Une tomate cerise de type déterminé, oui, surtout si vous la tuteurez dès la plantation. Une variété vigoureuse à croissance indéterminée réclame plutôt cinq gallons : dans un volume de trois gallons, elle épuise l'eau et les nutriments avant la fin de l'été et produit moins. La question porte sur le rapport entre le volume de substrat et la masse foliaire à nourrir.
Peut-on réutiliser le substrat d'une saison sur l'autre ?
Oui, en le mélangeant à parts égales avec du substrat neuf ou du compost mûr, et à condition qu'aucune maladie racinaire ne soit apparue dans le sac concerné. Dans ce cas, jetez le contenu entier, sac poubelle compris, sans le reverser dans le tas commun. Faites aussi le tri des racines mortes et des résidus de tiges avant de remélanger.
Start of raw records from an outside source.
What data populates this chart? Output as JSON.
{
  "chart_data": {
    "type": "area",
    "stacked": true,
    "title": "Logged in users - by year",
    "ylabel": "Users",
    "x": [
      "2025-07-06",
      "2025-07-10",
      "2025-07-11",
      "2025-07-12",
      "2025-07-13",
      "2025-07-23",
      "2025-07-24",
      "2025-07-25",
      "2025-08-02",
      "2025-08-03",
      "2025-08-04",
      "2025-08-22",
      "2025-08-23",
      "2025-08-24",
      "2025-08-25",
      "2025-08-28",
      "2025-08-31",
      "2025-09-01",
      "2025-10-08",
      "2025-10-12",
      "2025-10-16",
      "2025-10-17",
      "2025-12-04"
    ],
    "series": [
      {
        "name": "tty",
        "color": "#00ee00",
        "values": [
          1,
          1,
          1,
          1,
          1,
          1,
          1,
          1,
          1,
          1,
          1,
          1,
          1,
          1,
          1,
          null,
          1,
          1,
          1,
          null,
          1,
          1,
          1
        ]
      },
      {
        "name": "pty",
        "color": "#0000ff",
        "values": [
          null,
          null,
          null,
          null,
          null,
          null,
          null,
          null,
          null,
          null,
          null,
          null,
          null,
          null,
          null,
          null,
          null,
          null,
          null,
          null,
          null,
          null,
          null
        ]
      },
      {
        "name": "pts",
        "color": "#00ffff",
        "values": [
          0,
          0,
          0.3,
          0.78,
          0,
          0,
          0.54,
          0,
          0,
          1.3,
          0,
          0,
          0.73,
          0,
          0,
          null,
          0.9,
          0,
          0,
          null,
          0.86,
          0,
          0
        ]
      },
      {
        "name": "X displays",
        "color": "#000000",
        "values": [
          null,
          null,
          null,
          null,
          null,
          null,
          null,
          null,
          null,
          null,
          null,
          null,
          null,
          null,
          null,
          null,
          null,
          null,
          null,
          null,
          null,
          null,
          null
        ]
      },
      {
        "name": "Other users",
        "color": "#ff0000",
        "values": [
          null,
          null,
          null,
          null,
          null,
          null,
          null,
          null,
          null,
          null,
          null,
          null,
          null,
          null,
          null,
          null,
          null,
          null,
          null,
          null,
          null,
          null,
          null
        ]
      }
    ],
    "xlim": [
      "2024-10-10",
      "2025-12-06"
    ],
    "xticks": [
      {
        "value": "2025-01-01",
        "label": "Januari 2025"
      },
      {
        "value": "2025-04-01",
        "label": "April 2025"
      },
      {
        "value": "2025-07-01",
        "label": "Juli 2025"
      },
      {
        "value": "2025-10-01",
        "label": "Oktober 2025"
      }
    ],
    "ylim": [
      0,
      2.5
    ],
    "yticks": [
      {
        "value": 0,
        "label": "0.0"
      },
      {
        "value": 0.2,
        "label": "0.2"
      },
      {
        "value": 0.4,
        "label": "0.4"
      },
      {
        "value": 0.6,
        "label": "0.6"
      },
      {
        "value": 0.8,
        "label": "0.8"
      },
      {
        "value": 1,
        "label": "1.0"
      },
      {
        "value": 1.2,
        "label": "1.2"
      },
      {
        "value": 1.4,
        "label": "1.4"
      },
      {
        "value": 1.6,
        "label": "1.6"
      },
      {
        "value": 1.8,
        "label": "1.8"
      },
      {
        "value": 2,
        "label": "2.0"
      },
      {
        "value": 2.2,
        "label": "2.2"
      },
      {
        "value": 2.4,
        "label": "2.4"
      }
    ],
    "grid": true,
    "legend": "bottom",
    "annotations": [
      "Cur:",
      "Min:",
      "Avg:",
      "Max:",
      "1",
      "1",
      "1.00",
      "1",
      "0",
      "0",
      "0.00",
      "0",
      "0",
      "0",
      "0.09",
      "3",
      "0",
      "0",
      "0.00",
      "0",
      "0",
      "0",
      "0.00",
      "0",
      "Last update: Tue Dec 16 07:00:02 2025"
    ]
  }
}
Comment déplacer un sac déjà rempli ?
Ne le faites pas par les poignées. Les sangles latérales servent à ouvrir et à positionner les contenants vides, avant l'ajout du substrat. Un sac rempli et arrosé pèse de l'ordre de dix kilos, et tirer sur les coutures avec ce poids finit par les arracher. Pour changer un sac de place en cours de saison, posez-le sur une planche et faites-le glisser, ou videz-le d'abord.
Sources
- Growing Vegetables in Containers and Salad Tables. University of Maryland Extension, 2026.
- Care of Plants Growing in Containers. Iowa State University Extension and Outreach, 2024.
- Container Gardening. UConn Home and Garden Education Center, 2017.
- Michel, J.-C. et Cannavo, P. (2014). Importance of peat particle size effects on spatial root distribution and changes on aeration properties. Acta Horticulturae, 1034, International Society for Horticultural Science.
- Baas, R., Wever, G., Koolen, A. J., Tariku, E. et Stol, K. J. (2001). Oxygen supply and consumption in soilless culture: evaluation of an oxygen simulation model for cucumber. Acta Horticulturae, 554, International Society for Horticultural Science.
- Nackley, L., McCauley, D., Owen, J. S., Shreckhise, J. H. et Fields, J. S. (2025). Hot pots: container color has a greater cooling effect than micro-sprinkler frequency in nursery production. Agriculture, 15(21), 2185, via la fiche de publication du USDA-ARS.